Obama's Budget Calls for $61B from Banks

President Obama’s budget proposal continues to receive a barrage of criticism, especially from Republican lawmakers.

Obama specifically targets banks through a Financial Crisis Responsibility Fee, through which he intends to raise $61 billion from the nation’s largest banks.
The money is intended to “compensate the American people for the extraordinary assistance they provided to Wall Street, as well as to discourage excessive risk-taking,” according to the budget proposal.
A portion of the fees collected from the big-bank tax would be used to fund the mass refinance program outlined in the president’s State of the Union address. The fee would be assessed against firms with assets of more than $50 billion and would be paid over a 10-year period, starting next year.
“The Administration continues to actively implement ongoing Troubled Asset Relief Program (TARP) activities targeted to assist homeowners threatened by foreclosure, including unemployed homeowners and those with negative home equity,” Obama goes on to declare in the budget proposal.
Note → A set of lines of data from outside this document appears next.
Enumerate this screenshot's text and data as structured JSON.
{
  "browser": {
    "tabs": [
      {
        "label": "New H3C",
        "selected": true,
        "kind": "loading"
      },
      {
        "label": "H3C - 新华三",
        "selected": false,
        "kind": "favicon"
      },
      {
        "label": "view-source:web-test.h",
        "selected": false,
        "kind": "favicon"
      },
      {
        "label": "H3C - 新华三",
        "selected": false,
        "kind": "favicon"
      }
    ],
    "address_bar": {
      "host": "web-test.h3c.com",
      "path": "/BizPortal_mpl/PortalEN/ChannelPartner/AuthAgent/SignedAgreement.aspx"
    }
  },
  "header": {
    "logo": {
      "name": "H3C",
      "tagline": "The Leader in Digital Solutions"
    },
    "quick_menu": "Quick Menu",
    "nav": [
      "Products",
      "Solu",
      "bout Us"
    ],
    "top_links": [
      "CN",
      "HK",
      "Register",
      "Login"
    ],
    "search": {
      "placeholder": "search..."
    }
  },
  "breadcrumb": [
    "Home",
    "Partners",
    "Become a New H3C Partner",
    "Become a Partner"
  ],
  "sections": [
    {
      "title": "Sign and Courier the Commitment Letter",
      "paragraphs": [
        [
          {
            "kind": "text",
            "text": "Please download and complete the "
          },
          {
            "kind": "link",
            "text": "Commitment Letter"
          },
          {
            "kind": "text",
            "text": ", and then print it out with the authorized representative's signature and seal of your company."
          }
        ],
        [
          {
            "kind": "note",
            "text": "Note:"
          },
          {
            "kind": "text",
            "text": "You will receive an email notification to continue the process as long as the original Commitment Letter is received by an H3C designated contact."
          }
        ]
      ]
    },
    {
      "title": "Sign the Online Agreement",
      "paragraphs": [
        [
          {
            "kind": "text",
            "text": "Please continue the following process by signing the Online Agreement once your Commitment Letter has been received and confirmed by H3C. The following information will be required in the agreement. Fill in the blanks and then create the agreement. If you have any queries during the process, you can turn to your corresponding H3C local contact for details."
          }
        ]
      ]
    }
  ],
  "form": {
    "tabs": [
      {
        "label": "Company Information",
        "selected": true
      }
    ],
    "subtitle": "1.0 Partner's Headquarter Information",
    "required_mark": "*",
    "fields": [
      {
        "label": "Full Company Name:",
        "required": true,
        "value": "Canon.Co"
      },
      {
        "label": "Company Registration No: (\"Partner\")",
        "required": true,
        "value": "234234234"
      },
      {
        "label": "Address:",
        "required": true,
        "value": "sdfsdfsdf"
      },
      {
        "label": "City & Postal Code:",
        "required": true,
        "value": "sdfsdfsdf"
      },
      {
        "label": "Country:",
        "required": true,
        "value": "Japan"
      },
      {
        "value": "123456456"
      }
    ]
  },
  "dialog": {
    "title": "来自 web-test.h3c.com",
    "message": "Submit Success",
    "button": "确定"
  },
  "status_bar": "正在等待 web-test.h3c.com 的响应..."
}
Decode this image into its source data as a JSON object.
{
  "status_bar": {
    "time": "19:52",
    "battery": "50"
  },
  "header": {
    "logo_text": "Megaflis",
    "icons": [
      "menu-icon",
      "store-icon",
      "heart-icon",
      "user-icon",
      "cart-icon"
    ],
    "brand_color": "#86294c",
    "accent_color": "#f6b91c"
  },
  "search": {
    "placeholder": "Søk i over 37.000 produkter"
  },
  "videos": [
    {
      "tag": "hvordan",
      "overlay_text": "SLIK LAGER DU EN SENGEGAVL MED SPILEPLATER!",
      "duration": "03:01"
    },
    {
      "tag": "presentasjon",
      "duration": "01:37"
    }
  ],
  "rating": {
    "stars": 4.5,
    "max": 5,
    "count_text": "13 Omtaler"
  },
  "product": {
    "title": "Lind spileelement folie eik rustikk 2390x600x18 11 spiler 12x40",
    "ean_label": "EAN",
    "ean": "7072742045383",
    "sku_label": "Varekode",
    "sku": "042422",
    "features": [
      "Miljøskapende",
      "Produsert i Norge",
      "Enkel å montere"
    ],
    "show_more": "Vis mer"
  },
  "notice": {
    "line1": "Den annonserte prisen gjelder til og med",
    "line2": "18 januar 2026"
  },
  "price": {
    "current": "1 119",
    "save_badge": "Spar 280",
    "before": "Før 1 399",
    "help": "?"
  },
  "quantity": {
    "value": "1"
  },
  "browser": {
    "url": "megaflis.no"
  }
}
He specifically mentions the $10 billion in savings brought to American homeowners through HAMP, although after
three years this program still falls short of its original goal of reaching 3 million to 4 million homeowners in its first two years.
As of December, about 910,000 loans had been permanently modified through HAMP.
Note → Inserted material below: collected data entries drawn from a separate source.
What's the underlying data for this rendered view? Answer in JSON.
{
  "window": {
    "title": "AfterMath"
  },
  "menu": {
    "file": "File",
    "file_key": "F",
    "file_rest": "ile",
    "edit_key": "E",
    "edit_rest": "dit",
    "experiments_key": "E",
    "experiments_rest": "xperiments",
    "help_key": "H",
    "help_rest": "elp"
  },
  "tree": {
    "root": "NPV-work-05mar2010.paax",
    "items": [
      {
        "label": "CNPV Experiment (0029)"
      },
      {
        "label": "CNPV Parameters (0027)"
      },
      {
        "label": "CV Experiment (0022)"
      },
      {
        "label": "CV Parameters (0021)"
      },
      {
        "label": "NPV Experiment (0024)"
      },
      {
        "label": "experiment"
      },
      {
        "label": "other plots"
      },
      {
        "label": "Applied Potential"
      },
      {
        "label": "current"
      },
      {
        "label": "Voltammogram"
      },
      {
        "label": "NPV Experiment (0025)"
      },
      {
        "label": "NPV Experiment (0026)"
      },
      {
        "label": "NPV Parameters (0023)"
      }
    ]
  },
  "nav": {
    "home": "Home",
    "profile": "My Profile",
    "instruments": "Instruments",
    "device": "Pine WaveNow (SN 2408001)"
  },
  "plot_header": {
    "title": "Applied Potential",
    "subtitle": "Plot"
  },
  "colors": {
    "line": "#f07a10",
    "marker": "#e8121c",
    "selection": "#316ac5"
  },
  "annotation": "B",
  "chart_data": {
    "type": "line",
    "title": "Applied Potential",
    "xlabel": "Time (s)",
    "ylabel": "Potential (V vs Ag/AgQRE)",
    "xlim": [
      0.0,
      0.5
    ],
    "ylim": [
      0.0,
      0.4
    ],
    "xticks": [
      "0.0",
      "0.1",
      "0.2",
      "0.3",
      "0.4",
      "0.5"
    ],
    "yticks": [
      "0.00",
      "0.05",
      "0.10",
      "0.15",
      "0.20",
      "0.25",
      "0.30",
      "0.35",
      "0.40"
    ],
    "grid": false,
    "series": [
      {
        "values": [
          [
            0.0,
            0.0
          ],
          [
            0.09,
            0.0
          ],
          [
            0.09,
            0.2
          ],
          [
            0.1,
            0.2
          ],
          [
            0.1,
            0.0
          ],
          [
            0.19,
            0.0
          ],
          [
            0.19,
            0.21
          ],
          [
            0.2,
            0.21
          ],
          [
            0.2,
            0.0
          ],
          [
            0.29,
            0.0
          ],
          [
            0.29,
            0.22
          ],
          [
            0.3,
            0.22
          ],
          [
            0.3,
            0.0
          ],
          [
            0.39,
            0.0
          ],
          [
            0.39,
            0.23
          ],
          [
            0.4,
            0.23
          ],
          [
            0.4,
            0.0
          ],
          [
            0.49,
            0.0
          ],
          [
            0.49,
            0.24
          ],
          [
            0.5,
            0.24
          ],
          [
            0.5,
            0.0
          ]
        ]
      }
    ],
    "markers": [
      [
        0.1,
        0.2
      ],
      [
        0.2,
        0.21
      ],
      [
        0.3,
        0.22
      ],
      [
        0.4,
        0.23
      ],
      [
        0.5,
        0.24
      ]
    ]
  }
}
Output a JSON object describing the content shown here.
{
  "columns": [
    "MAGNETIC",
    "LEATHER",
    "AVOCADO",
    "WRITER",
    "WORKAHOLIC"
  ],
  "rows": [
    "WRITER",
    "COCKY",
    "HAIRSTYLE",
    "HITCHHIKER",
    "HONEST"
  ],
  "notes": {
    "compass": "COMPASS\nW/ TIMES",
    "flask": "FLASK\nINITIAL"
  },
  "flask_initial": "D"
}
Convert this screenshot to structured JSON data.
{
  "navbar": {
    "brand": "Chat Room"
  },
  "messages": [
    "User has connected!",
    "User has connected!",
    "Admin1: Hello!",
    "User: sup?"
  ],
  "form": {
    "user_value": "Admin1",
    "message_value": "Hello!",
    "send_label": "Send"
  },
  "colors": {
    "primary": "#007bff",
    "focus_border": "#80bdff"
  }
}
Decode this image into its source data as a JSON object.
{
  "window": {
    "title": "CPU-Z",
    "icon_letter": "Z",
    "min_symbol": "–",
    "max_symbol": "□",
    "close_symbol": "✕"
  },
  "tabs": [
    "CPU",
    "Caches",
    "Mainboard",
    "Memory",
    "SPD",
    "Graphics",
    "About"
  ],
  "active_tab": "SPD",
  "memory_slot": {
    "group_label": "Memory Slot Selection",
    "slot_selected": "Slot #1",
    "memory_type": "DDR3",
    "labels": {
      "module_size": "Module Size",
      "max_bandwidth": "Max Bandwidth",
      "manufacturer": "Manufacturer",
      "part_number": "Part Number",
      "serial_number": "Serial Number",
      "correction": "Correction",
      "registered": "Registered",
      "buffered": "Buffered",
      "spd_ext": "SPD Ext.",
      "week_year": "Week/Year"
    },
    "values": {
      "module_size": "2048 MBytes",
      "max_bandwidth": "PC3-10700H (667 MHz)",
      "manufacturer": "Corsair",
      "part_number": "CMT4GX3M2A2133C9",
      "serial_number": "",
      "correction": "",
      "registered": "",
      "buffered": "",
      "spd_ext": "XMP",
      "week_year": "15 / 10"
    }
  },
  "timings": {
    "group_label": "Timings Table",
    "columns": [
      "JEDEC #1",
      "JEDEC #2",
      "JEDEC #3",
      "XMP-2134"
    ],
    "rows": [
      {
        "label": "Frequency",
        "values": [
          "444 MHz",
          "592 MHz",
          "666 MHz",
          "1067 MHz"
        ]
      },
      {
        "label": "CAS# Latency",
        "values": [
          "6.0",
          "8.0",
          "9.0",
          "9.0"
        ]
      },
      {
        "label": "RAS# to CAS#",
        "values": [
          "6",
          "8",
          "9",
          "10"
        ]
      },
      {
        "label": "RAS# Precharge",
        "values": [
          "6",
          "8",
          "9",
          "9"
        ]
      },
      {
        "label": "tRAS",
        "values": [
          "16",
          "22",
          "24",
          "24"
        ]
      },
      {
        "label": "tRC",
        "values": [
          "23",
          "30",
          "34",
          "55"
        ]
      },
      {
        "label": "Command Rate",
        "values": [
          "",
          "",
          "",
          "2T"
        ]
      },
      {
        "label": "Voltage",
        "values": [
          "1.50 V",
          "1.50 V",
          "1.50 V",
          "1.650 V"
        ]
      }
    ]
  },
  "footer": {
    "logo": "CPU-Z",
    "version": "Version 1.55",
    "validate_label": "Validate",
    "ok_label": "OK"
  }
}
The Financial Executives International, an industry organization for senior-level financial executives, released a statement this week expressing concerns about the budget’s increased taxes on American businesses and “American job creators.”
“Unfortunately, aspects of the President’s proposals to increase revenue would harm American job creators as well,” states the group’s president and CEO, Marie Hollein.
“FEI observes with concern that the budget proposes roughly $450 billion in tax increases on American businesses over the next 10 years,” states a press release from Financial Executives International.
House Budget Committee Chairman Rep. Paul Ryan (R-Wisconsin) has also been outspoken about Obama’s tax increases and calls attention to the budget’s net increase in spending.
“So we’re going to tax our most successful job creators, where most – more than half our jobs come from in America – at about 45 percent next year?” he asked on CNBC’s Kudlow Report.
Ryan says that while the budget may call for deficit reduction in some areas, overall it requires a net increase in spending.
Furthermore, he says the budget’s $1.9 trillion tax increases “will make it harder for businesses to create jobs and for workers to spur economic growth.”
Like other Republican congressmen, Ryan commented on the show, “This is really more of a campaign document than a credible fiscal solution to our big budget problems.”